Mona Lisa and the other mongrels had been abused, wounded, and wary when the old healer rescued them on the reservation. The mongrels gathered at the cabin, and many stayed for only a few days to heal their wounds. Misaabe saved many mongrels from the hands of abusers, and trained them to detect diseases, but some of the testy mongrels would rather mosey and meander than nose and heal with the old man and his boy.
Misaabe never actually described how he had trained the mongrels to become natural healers, but we learned from the doctor that the old healer collected urine and other body fluids from natives with diseases. The mongrels learned to nose and detect the scent of human malad
ies. The old healer described the trace and reek of disease as a brutal civil war in the body, not the scent and memory of natural death, but rather some cold treachery, a pious surrender, the sacrifice of humor. Diseases were held at bay with creative stories of trickster stones, thunder, and natural motions of the cranes.

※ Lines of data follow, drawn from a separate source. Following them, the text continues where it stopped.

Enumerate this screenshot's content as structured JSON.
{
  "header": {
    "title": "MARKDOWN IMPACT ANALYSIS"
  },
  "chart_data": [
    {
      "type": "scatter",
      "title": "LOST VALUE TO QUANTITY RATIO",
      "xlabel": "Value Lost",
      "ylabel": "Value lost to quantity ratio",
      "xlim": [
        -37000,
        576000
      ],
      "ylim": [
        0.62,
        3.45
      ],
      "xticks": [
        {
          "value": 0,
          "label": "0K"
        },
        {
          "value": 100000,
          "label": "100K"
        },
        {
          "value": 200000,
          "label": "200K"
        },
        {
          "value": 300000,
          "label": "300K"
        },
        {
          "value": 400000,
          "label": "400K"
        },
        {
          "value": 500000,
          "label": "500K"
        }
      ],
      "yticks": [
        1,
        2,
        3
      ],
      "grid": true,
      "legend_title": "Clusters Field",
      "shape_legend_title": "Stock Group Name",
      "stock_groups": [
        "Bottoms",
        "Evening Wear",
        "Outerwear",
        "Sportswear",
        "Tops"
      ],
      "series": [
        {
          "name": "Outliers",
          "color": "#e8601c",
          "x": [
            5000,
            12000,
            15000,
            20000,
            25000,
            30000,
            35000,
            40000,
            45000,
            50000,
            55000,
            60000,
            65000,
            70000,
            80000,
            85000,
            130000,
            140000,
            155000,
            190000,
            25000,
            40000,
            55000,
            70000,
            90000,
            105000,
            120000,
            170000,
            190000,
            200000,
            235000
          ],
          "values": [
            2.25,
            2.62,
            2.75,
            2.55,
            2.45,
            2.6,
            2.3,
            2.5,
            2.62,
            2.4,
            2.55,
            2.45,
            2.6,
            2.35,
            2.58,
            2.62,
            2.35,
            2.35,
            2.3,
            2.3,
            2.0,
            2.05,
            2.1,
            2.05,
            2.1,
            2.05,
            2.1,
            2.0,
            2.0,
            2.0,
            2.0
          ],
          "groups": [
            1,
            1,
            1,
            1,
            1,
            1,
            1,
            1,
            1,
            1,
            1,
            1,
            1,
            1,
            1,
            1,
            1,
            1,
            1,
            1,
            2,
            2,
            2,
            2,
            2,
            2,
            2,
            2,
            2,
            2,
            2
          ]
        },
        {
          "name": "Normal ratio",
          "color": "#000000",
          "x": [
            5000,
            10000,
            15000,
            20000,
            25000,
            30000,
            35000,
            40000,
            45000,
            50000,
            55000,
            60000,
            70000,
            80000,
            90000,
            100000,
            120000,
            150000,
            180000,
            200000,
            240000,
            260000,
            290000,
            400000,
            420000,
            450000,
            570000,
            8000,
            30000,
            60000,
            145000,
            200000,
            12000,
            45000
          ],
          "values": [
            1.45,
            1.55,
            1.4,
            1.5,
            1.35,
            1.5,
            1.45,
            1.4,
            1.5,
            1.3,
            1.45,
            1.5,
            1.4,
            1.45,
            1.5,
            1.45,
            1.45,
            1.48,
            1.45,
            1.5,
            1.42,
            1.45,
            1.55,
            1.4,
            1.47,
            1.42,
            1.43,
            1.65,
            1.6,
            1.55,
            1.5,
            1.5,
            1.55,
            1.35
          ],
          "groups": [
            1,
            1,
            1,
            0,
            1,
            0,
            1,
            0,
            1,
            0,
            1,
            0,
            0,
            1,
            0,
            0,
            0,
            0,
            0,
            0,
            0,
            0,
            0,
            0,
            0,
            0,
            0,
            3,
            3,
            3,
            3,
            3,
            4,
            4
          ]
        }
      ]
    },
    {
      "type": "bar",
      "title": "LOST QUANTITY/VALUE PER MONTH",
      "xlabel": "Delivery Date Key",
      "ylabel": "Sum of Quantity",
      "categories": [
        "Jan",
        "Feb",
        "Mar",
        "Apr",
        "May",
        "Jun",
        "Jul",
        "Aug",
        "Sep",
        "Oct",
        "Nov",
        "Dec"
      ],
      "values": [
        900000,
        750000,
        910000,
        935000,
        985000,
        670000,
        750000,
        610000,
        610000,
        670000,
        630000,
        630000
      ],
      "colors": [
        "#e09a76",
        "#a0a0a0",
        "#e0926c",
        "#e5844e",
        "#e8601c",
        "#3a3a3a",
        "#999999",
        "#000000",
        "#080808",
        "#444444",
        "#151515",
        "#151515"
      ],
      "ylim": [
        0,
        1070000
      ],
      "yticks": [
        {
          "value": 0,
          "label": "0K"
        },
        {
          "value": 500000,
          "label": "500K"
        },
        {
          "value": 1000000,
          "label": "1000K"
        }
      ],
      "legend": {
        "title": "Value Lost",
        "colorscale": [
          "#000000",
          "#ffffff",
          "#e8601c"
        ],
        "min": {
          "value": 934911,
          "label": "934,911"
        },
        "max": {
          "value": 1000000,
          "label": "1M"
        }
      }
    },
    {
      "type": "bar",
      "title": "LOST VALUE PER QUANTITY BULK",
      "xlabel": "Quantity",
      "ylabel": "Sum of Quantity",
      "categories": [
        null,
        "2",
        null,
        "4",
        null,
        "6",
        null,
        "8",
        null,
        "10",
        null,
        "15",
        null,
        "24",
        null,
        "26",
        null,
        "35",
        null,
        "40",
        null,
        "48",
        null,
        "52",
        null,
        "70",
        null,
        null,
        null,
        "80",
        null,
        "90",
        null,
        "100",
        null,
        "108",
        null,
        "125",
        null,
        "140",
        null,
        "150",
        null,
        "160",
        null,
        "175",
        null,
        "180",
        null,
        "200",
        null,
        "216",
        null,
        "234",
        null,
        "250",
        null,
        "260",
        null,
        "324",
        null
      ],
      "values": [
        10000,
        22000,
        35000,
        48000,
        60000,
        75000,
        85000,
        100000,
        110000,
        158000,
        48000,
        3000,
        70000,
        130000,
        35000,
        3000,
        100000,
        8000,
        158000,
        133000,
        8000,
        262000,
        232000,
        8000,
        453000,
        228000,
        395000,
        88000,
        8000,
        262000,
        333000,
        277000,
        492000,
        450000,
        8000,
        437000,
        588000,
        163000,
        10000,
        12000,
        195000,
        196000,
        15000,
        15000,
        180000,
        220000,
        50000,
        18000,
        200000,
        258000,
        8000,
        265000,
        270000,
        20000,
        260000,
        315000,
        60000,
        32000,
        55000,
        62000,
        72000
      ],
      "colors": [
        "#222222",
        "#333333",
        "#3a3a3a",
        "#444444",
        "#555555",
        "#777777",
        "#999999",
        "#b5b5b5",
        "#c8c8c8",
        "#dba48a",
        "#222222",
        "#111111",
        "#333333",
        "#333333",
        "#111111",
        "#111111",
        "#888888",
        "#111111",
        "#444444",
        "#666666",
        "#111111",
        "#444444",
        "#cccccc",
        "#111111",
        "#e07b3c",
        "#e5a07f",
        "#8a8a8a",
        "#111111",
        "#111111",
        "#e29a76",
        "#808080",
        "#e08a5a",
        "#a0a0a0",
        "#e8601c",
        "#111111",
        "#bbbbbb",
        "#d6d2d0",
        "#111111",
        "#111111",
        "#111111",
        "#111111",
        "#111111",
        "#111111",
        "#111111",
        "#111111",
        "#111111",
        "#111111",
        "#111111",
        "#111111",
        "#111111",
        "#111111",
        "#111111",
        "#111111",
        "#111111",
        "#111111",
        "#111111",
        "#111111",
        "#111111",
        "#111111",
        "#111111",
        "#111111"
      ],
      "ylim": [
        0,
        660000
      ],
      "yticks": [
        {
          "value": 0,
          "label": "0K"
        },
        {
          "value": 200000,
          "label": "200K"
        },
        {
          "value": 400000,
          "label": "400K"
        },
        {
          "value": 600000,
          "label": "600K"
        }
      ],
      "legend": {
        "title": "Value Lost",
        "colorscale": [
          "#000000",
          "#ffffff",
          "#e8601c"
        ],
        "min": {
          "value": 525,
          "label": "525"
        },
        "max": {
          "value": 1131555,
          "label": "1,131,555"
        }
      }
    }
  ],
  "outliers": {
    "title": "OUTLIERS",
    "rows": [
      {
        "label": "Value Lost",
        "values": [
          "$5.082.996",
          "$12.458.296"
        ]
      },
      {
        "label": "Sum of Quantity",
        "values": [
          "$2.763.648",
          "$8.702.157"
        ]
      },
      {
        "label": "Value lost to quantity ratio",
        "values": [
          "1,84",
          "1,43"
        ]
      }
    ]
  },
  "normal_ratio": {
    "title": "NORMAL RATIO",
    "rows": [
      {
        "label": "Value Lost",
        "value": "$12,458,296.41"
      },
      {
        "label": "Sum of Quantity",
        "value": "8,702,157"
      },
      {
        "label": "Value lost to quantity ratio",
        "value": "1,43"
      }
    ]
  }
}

Odysseus once invited us to participate in a peyote ceremony near Bad Boy Lake. That was our first experience with the shiver and mirage of peyote visions and stories, and it would be our last. We learned to trust our own creative sight and stories in the wild thrust of peyote visions that night, to trust the natural tease of bright colors, dreams, totems, and the touch of native mysteries.
Maybe we would return to peyote visions when we were older and not so curious about the secrets of the natural world. Yes, we understood that peyote was another sense of native presence, but we were not mature enough at the time to compare the mighty flight of peyote and natural teases of visions and stories.
Misaabe was our native teacher and the mongrels were our healers. We wondered, of course, why the old healer had not taken part in the peyote ceremonies near his cabin. Peyote customs and songs in the woods were natural attractions, but the old healer was evasive. He told us stories about a giant native who once had such intense peyote visions about moths and praying mantis he could never escape a miniature sense of his presence. He forever waved his arms as a moth to the light and walked slowly with the mantis. The giant hunted insects and soon vanished without a shadow.
Misaabe told the story of the giant native and the mantis in the faint lantern light of the cabin. The moths rebounded on the globe. The mongrels moaned over the stories, and we wondered if the tiny old healer, our teacher and best friend, was once the very native giant in his story. Misaabe might have been the giant who lost his shadow and returned to the reservation with his mongrel healers. The old healer, the mongrels, and the namesake boy rescued each other.
Odysseus arrived on the reservation that summer with a new song entitled “Unreconstructed Rebel” to tease the federal agent who had taunted him about the music of the American Civil War. When we heard the unmistakable voice of the trader we rushed out of the stable and tried to sing along but the words were not familiar.